Namun peristiwa-peristiwa ini dapat memiliki dampak bagi teknologi yang menjadi ketergantungan manusia. Suar matahari pada Maret 1989, contohnya, menyebabkan seluruh Quebec, Kanada, mengalami pemadaman listrik selama 12 jam. Ia juga mengganggu sinyal radio untuk Radio Free Europe.
Lontaran massa korona dan suar keduanya melibatkan ledakan matahari dahsyat dan terkadang terjadi bersamaan. Melalui teleskop, suar tampak sebagai cahaya terang dan lontaran terlihat seperti kipas gas yang terbang ke antariksa. Perbedaan antara kedua fenomena ini dapat dibandingkan dengan artileri era Perang Saudara, jelas NASA:
“Suar itu seperti kilatan moncong senjata, yang dapat dilihat di mana saja di sekitarnya. (Lontaran massa korona) itu seperti peluru meriam, yang didorong maju dalam satu arah preferensial … hanya mempengaruhi area yang ditargetkan.”

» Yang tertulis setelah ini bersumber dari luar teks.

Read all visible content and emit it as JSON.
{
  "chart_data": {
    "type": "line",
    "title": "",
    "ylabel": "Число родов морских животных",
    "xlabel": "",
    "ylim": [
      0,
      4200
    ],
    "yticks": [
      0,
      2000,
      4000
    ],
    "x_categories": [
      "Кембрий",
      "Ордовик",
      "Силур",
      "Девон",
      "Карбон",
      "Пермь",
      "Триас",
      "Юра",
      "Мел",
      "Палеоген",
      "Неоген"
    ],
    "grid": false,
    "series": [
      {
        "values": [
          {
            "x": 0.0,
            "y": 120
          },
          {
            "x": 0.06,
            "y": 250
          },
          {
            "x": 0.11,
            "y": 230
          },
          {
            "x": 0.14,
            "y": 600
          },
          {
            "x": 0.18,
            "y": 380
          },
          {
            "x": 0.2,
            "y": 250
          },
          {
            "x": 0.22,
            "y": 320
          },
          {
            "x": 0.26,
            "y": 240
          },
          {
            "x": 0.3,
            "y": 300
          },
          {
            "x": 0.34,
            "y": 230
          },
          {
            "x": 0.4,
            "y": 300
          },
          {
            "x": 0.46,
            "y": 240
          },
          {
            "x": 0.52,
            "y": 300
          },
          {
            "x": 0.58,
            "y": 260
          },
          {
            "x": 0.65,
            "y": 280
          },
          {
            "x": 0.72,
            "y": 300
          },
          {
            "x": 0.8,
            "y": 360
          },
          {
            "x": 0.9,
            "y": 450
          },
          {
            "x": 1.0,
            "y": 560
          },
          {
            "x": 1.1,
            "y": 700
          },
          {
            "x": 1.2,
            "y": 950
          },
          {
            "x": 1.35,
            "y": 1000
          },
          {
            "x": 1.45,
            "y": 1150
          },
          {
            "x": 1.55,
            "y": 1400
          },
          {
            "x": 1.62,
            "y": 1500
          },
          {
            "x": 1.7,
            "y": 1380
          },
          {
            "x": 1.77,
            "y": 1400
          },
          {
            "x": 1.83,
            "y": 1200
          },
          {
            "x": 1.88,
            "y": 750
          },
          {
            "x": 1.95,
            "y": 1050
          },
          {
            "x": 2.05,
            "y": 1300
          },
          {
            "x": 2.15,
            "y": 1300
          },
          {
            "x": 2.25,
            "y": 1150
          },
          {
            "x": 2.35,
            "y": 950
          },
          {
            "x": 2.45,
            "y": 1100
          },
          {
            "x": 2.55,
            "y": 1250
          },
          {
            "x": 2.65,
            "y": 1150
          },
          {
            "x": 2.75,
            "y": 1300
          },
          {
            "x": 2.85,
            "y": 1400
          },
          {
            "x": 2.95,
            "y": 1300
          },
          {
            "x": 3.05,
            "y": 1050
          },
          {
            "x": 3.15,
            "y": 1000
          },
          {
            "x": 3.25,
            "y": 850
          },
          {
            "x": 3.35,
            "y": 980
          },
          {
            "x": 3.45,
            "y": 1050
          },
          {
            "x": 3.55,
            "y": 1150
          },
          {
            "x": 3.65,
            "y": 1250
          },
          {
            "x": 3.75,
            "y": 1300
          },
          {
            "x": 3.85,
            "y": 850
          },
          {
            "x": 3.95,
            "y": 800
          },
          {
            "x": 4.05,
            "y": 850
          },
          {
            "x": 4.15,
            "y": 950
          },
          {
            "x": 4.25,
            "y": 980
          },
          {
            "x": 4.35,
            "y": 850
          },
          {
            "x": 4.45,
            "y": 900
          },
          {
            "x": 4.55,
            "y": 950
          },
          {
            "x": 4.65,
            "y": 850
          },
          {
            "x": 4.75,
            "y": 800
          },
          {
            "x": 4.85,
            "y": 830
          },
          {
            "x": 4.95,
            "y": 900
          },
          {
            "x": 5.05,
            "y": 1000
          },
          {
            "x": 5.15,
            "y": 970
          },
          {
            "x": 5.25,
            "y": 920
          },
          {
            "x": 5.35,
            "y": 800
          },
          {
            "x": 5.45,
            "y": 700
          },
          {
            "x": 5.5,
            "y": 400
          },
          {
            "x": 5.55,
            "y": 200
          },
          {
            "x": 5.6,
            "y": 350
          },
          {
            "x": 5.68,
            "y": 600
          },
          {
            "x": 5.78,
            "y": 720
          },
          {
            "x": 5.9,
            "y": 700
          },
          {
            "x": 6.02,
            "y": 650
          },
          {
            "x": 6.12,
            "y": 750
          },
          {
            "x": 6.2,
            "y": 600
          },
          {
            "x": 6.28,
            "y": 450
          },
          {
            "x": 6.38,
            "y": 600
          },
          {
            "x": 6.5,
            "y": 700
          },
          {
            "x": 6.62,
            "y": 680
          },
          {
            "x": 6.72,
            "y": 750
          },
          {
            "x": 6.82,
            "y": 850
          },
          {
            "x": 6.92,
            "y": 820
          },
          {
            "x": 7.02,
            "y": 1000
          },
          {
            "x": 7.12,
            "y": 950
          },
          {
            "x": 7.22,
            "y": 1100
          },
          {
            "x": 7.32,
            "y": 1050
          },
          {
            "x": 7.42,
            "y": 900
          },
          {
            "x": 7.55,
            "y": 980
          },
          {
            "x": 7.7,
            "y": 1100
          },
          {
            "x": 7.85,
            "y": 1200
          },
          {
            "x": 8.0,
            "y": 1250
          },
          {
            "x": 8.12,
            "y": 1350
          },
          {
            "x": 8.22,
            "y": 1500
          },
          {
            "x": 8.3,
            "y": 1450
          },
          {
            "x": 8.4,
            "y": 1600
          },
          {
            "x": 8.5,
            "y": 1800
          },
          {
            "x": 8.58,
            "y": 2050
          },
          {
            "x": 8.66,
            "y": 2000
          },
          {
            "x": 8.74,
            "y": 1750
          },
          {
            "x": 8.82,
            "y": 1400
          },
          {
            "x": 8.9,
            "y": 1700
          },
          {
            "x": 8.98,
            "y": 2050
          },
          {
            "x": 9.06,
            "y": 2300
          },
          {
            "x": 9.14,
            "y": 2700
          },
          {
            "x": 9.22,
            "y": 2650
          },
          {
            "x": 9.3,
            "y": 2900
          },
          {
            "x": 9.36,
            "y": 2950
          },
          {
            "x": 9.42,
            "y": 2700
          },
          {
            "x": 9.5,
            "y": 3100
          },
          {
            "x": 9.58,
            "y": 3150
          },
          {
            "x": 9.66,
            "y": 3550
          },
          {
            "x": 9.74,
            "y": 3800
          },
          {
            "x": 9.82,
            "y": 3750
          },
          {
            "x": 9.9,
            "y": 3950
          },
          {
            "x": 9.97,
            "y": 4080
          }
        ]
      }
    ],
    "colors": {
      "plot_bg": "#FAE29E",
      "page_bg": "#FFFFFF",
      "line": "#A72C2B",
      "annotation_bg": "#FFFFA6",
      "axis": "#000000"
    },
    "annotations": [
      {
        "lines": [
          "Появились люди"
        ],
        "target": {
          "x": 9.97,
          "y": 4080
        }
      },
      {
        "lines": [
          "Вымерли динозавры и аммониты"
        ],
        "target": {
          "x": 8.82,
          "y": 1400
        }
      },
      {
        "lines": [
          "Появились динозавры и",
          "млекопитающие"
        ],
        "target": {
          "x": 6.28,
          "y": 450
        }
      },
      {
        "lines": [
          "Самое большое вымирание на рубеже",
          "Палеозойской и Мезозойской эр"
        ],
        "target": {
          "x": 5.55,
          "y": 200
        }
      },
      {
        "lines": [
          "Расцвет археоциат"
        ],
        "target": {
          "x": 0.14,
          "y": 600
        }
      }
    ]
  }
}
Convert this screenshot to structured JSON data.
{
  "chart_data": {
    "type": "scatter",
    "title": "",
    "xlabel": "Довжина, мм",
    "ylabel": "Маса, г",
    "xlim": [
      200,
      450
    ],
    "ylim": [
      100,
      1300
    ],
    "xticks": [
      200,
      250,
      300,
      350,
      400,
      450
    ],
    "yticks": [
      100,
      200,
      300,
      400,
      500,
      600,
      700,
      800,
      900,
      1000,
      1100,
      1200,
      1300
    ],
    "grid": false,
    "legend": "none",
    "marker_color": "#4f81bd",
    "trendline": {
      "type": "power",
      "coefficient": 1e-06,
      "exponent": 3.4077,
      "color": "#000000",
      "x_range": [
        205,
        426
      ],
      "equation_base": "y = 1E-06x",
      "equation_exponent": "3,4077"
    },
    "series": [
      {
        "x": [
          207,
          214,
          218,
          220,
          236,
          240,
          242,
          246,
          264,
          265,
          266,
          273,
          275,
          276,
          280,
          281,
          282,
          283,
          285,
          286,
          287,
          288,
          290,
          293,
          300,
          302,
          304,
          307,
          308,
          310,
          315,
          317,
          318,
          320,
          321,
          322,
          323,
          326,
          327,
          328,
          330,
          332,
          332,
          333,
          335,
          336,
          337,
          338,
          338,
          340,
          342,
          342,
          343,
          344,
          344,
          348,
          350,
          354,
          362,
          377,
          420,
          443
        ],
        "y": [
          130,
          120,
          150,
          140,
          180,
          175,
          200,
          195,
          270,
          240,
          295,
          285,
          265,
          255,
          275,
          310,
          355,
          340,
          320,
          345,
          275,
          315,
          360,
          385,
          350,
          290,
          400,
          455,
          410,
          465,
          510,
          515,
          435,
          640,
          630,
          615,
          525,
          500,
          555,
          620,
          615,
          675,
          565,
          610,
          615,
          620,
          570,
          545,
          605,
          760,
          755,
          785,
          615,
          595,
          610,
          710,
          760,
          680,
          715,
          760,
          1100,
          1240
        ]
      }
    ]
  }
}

Plasma panas dari lontaran biasanya membutuhkan waktu hingga tiga hari untuk mencapai planet kita, bergerak dengan kecepatan lebih dari 1 juta mph. Badai geomagnetik dapat terjadi ketika partikel bermuatan dari plasma tersebut berinteraksi dengan medan magnet Bumi.
Pengamatan Parker mengungkapkan bahwa beberapa material magnetik yang dilontarkan selama sebuah lontaran massa korona pada Desember lalu ternyata jatuh kembali ke matahari alih-alih melarikan diri. Daur ulang ini tampaknya membentuk ulang lingkungan magnetik dan bahkan mempengaruhi arah erupsi matahari berikutnya.
Data tersebut juga membantu para ilmuwan membuat peta rinci pertama dari batas korona, yang dikenal sebagai permukaan Alfvén, di mana material matahari terlepas dan menjadi angin surya. Pengukuran wahana ini menunjukkan bahwa zona ini membesar dan menjadi lebih tidak beraturan seiring meningkatnya aktivitas matahari.
“Wawasan yang kami peroleh dari gambar-gambar ini merupakan bagian penting dari pemahaman dan prediksi bagaimana cuaca antariksa bergerak melintasi tata surya, khususnya untuk perencanaan misi yang memastikan keselamatan astronot Artemis kami yang bepergian melampaui perisai pelindung atmosfer kita,” kata Joe Westlake, direktur divisi heliofisika NASA, dalam sebuah pernyataan.
NASA sedang mengkaji langkah-langkah selanjutnya untuk wahana antariksa tersebut pada tahun 2026 dan seterusnya.